I have bed intersect file wherein the gene feature is intersected by multiple reads. I assumed based on similarity I can filter the data however tools like blat and magic-blast didn't help as the reads span more than 5000 bp and covered outside of the gene feature / or covers the gene feature in fragments.

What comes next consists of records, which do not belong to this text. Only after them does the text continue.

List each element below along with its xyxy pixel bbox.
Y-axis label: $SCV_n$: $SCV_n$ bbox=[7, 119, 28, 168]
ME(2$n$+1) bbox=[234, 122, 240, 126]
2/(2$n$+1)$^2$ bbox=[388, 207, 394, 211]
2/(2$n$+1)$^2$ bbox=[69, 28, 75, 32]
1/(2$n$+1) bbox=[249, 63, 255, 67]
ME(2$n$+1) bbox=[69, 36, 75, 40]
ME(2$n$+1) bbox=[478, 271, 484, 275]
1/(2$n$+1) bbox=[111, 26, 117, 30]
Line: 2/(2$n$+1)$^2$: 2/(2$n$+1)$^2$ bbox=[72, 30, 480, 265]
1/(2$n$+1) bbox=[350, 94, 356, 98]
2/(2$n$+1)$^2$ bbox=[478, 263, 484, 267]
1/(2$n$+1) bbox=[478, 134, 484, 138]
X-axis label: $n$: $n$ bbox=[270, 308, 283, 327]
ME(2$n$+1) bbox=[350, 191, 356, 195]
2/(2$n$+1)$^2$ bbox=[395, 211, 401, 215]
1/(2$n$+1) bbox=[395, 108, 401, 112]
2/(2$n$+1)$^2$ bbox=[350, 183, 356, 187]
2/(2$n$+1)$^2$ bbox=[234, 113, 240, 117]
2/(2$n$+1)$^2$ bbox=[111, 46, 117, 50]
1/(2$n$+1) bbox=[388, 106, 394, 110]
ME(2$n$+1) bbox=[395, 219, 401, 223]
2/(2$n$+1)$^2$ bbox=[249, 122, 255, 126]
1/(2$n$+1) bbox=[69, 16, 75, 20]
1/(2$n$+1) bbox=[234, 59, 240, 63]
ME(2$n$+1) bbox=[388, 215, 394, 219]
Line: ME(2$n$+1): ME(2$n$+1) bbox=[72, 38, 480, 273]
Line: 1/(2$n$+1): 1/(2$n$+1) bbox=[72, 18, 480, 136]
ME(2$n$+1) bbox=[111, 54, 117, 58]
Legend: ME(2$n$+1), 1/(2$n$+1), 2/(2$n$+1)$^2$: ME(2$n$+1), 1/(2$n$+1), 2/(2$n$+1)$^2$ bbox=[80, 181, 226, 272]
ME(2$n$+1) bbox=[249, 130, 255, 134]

Now I wish to retrieve the fasta sequence of gene features that has been covered by the read. any suggestions on how to select the coordinates?
Additionally, if a gene feature is covered multiple fragments of reads at different coordinates without overlaps is there a way to assign alphabets to the gene feature ID?
File1:
<contig_name> <querystart> <querystop><queryID> <querystrand_direction> <featurestart> <featurestop> <featureID> <feature_strand>
input
contig 13000 14000 pac34 + 10000 16000 ID_84 +
contig 14500 15784 pac75 + 10000 16000 ID_84 +
out
contig 13000 14000 pac34 + 10000 16000 ID_84a +
contig 14500 15784 pac75 + 10000 16000 ID_84b +
You can use samtools faidx to retrieve sequences from the fasta file. http://www.htslib.org/doc/samtools-faidx.html
What do you mean by assigning alphabets?
Your file has 9 columns but your header has 8 names.
I used getfasta to retrieve sequence however i am not sure about selecting the coordinates in case a gene feature is hit by different reads at the same location. It would mean I should compare the similarity however tools like blat/magic-blast returns identity only for a small percentage of sequence in the mapped region.
I have edited the question for the requirement.